One day a villager came to Colonel Gordon Cumming, and told him that a tiger had rushed out and killed a man who had been gathering gum from a tree, in company with two friends; and they, being unarmed, could do nothing to save him.

As it was almost sunset, and the man was known to be dead, nothing was done that night; but as soon as it was light next morning, Gordon Cumming, with two officers, rode off to the jungle. Here some men were waiting with guns and elephants, and the place of attack being arranged, they went first to the gum trees where the man had met his death.

His body was still lying on the ground, bloody where the tiger’s teeth had torn it, but otherwise untouched, which looked as if the tigers had all gone elsewhere. However, men were sent up the trees to report if anything was to be seen, and the British officers took up their positions and advanced into the jungle.

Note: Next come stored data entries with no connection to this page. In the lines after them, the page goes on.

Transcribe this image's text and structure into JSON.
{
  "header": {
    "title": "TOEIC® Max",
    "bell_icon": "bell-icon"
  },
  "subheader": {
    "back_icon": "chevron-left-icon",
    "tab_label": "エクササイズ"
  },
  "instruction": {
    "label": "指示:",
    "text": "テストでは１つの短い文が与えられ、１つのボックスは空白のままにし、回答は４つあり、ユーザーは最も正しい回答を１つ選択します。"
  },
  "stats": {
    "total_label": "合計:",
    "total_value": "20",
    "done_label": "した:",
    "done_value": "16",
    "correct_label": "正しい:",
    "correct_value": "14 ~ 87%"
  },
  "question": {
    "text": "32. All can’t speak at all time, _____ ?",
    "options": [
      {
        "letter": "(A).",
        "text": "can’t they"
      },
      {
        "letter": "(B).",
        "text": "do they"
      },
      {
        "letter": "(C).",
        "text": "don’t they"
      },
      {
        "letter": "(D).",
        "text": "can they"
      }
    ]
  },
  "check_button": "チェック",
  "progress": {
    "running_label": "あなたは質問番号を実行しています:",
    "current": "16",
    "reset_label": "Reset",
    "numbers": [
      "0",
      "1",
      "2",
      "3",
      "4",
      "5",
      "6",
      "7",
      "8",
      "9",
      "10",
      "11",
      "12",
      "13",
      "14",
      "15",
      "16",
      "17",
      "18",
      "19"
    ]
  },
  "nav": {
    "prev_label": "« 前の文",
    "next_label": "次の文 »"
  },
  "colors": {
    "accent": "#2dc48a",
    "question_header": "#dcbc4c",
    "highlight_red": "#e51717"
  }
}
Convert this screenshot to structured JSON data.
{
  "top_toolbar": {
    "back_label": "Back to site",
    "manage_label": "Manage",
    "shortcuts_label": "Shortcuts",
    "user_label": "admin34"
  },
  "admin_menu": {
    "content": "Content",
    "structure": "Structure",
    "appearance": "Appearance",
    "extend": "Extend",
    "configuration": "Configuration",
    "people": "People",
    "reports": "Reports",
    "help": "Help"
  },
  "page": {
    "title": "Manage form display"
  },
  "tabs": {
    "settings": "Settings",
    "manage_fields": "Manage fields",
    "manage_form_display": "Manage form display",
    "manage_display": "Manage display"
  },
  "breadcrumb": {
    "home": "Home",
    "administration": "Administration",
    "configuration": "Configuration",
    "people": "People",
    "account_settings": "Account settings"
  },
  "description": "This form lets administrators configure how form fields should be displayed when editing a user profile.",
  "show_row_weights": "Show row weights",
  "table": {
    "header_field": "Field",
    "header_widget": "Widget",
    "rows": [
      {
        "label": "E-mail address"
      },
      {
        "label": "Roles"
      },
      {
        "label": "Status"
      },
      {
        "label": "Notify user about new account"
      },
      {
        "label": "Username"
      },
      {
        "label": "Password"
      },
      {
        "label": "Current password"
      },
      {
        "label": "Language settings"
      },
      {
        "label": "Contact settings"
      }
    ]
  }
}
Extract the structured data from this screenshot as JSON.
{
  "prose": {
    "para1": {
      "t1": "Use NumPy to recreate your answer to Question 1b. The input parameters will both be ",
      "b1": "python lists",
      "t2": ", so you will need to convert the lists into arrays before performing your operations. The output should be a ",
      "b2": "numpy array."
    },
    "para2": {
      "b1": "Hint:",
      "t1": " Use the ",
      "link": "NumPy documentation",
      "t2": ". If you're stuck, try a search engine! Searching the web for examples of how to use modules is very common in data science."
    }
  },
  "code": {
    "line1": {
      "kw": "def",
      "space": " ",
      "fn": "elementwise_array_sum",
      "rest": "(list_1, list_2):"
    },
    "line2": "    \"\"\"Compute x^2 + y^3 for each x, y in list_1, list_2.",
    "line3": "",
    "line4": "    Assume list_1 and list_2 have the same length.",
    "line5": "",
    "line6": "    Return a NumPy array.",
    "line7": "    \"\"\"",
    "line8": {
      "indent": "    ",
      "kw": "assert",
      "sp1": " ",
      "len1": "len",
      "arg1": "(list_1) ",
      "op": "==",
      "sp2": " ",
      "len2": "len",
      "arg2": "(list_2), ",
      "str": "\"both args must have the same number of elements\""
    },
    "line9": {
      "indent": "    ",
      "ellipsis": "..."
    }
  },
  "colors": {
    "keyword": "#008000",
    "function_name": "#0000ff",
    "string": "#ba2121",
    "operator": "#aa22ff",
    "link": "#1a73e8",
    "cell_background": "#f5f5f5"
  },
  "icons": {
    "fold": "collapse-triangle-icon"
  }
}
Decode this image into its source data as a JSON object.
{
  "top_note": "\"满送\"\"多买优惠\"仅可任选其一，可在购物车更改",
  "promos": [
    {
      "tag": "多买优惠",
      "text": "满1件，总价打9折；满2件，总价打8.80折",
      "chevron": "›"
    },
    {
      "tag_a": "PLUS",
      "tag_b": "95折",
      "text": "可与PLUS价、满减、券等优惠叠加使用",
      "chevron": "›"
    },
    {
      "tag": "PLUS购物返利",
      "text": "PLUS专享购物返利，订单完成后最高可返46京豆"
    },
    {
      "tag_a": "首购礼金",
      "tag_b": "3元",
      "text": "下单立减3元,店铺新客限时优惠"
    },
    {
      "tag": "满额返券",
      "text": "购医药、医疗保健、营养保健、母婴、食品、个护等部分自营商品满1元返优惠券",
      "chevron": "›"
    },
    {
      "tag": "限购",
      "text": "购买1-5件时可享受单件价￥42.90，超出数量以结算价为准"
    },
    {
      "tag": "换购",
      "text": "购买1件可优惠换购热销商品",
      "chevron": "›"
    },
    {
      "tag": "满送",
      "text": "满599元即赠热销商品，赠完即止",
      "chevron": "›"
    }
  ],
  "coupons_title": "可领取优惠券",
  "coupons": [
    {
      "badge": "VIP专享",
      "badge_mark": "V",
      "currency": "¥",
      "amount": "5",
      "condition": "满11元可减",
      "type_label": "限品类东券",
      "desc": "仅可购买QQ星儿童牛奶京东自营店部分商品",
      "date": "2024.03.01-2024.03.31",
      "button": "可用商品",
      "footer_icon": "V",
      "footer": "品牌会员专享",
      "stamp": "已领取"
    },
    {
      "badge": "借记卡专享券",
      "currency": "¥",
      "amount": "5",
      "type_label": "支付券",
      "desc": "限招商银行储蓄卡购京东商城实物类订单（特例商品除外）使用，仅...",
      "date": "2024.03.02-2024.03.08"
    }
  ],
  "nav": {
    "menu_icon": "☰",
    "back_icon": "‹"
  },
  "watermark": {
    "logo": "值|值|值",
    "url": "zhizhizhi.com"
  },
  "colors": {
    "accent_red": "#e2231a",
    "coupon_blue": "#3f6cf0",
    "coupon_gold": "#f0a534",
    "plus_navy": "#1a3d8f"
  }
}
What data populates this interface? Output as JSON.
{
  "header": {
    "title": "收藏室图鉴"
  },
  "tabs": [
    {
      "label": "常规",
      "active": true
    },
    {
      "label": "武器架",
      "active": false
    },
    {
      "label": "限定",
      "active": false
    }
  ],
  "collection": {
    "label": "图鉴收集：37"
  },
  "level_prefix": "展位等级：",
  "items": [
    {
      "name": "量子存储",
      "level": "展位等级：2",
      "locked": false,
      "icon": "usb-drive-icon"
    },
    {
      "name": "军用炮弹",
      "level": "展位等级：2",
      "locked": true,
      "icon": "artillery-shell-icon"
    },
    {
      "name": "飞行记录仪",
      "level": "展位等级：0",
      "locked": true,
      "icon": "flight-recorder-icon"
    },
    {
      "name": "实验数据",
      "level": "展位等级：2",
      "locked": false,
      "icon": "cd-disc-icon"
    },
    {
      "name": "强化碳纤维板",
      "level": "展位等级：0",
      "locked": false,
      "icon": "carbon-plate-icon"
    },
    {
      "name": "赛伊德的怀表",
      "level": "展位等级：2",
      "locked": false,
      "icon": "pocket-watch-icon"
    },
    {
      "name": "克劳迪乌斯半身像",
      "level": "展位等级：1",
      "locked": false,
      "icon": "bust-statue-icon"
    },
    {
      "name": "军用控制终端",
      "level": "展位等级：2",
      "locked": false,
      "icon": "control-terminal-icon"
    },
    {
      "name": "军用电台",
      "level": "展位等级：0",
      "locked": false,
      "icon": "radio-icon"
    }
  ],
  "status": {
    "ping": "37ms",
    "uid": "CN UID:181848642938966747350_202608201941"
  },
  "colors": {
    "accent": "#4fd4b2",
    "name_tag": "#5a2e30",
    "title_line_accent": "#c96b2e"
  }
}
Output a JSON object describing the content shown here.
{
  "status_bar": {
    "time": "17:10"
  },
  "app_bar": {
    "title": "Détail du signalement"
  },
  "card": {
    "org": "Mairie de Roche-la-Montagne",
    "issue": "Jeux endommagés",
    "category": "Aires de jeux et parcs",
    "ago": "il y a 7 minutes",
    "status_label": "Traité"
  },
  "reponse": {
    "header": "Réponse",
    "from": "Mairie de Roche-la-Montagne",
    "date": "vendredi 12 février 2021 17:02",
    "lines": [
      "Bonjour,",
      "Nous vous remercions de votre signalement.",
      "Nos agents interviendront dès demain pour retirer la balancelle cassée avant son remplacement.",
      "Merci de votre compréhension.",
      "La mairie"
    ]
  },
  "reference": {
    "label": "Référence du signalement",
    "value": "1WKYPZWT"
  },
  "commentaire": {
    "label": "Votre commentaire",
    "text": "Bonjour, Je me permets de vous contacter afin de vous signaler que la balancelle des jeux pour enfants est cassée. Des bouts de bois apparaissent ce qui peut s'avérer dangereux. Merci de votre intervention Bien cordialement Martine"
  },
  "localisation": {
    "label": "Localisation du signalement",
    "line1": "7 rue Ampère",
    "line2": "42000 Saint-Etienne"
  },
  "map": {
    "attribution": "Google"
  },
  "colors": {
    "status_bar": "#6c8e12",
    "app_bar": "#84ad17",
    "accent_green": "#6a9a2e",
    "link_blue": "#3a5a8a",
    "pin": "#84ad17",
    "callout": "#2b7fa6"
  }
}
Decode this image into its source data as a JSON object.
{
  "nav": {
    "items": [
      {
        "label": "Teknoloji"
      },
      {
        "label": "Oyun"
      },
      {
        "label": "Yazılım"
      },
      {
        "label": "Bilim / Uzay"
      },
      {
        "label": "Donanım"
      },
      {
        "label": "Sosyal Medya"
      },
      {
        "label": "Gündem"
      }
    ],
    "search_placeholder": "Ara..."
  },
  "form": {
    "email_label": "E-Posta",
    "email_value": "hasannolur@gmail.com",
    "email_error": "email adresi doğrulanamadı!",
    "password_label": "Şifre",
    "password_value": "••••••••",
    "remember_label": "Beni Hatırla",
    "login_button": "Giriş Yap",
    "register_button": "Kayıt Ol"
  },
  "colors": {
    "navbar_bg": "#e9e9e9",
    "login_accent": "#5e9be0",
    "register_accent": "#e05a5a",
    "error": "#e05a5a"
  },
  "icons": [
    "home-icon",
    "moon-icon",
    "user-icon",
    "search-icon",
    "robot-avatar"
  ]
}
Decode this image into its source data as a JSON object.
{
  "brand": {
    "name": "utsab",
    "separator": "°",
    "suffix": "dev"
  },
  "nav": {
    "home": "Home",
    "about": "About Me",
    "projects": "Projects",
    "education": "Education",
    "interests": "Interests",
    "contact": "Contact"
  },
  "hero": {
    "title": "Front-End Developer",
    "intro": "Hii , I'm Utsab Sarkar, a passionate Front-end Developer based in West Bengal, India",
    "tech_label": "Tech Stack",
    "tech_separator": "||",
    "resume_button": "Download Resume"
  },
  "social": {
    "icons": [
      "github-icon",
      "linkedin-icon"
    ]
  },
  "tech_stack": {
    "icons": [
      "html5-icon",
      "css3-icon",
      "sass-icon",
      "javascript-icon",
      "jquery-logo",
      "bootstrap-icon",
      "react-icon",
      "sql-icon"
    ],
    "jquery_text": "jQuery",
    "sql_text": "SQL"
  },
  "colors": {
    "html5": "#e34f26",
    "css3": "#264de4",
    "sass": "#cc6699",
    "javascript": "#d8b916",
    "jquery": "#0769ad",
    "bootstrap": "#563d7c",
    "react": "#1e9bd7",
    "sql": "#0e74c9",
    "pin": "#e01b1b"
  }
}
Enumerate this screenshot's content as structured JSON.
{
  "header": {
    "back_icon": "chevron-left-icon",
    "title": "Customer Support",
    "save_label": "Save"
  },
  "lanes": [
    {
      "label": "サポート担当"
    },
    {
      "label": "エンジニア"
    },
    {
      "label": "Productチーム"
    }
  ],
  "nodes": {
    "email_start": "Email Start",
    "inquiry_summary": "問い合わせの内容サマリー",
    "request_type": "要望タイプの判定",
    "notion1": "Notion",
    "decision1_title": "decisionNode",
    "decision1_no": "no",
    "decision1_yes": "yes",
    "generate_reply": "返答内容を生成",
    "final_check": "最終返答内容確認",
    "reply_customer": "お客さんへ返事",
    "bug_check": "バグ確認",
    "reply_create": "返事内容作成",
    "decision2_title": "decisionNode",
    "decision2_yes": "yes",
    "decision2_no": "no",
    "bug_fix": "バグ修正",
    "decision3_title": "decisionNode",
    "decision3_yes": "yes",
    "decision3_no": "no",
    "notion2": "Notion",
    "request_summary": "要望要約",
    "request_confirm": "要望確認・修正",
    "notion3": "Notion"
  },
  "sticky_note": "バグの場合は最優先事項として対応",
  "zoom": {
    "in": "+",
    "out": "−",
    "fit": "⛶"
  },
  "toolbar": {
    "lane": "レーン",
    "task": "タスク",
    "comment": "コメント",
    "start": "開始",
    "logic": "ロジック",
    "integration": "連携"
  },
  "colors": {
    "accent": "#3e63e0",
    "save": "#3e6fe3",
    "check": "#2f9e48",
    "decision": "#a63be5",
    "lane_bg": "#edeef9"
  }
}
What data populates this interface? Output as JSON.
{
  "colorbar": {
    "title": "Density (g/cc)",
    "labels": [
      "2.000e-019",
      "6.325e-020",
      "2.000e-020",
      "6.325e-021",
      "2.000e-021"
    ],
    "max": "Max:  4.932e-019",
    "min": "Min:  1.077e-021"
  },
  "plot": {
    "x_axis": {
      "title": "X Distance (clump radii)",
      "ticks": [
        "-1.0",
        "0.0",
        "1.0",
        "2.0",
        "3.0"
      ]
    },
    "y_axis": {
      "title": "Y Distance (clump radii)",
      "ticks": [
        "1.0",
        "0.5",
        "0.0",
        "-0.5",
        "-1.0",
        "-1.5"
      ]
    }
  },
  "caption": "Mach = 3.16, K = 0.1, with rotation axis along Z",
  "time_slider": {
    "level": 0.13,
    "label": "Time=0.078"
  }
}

They had not gone very far before a huge tiger sprung out of a watercourse where it had been hiding, and dashed up the bank. He was too far off to hit with certainty, and the bullets sent after him only put him out of temper, and he growled loudly as he disappeared into the nearest thicket. The hunters followed on his track at a safe distance, and once they caught sight of him, but again he was off, and was reported by the men in the trees to have hidden in some bushes on the edge of a ravine. Slowly the elephants followed in his trail, when suddenly


THE ELEPHANT TRIED TO GORE THE TIGER WITH HIS TUSKS


the tiger broke away from his hiding place, about eighty yards away. They fired, and this time he was touched, but not badly. Taking refuge again in the bushes, he was lost to view.

Reloading their guns, the officers were entering the jungle, when the tiger started up in front, not twenty yards away, and came on with a rush. A bullet checked his advance for a moment, but he charged again, and the riders expected to see him the next instant grappling with the elephants. But, instead, he sprang right through the animals, and disappeared in the ravine.

Very cautiously the British officers went after him, searching each patch of grass and clump of bushes, lest he should be hidden there. But no tiger was to be found anywhere. At last they had reached the top of the ravine, which was almost filled by a huge green bush, and, though by this time they all felt nearly sure the tiger must have escaped them, they determined to know what was behind that bush. The green leaves were already tickling the elephant’s trunk, when it was seized by the tiger, who held it fast between his teeth, while he dug his claws deep into the animal’s face. The elephant, mad with pain, gave a frightful shriek, and tried to gore the tiger with his tusks, which was not so easy; and in his frantic plunges the driver ran a great risk of being thrown from his seat, and trampled to death between them. At length a furious shake forced the tiger to loosen his hold, and he turned and fled down the ravine, while the elephant danced with passion on the bank. When he had grown a little calmer, they all turned and went after the tiger.

He was at last brought to bay a hundred yards further down, and this time sprang straight at the head of one of the other elephants. But the shots he had already received were now beginning to tell, and his attack was not so fierce as before. Another ball ended his struggles; he let go the elephant’s trunk, and, rolling heavily on the ground, turned over quite dead.